ABSTRACT

Cardiovascular disease (CVD) is the world’s biggest cause of mortality. Therefore, it is paramount that the disease be diagnosed as early as possible to prevent death. Undergoing ECG tests routinely are expensive and impractical for the plebeian. This research aims at giving insights into the efficacy of different machine learning algorithms for effective cardiovascular disease prognosis, and the process evaluates the best available models and bestows a strong framework for future research in the field, as well as provides a collaborative comparison of these techniques and models. The proposed model employs data preprocessing and data transformation methods which are used to generate reliable data for the machine learning model.

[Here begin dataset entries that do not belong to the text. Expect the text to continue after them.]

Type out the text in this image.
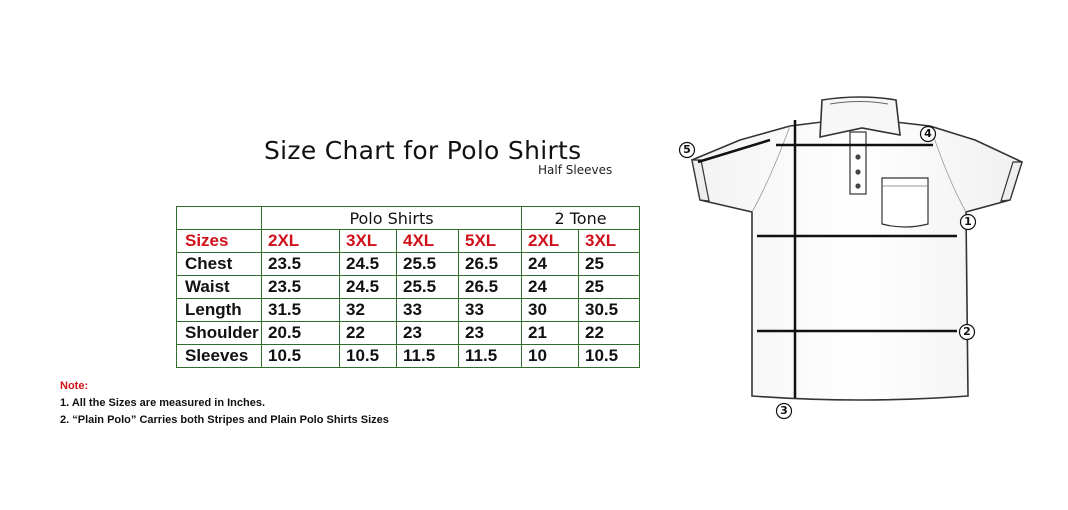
Size Chart for Polo Shirts
Half Sleeves
	Polo Shirts				2 Tone	
Sizes	2XL	3XL	4XL	5XL	2XL	3XL
Chest	23.5	24.5	25.5	26.5	24	25
Waist	23.5	24.5	25.5	26.5	24	25
Length	31.5	32	33	33	30	30.5
Shoulder	20.5	22	23	23	21	22
Sleeves	10.5	10.5	11.5	11.5	10	10.5
Note:
1. All the Sizes are measured in Inches.
2. “Plain Polo” Carries both Stripes and Plain Polo Shirts Sizes
1
2
3
4
5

An amalgamated dataset was used (Statlog, Long Beach VA, Switzerland, Hungarian, and Cleveland). Feature extraction is done using principal component analysis. Models and techniques such as multilayer perceptron, random forest, gradient boosting, extra-trees classifier, logistic regression, adaptive boosting, and decision tree classifier are used in the prediction of CVD. The models are evaluated using k-fold cross-validation. The following performance metrics are calculated: accuracy, precision, recall, and f1 score of the models. After performing analysis on the results, this research arrives at the conclusion that the random forest model and principal component analysis method produced the highest accuracy for a particular k-fold (100%).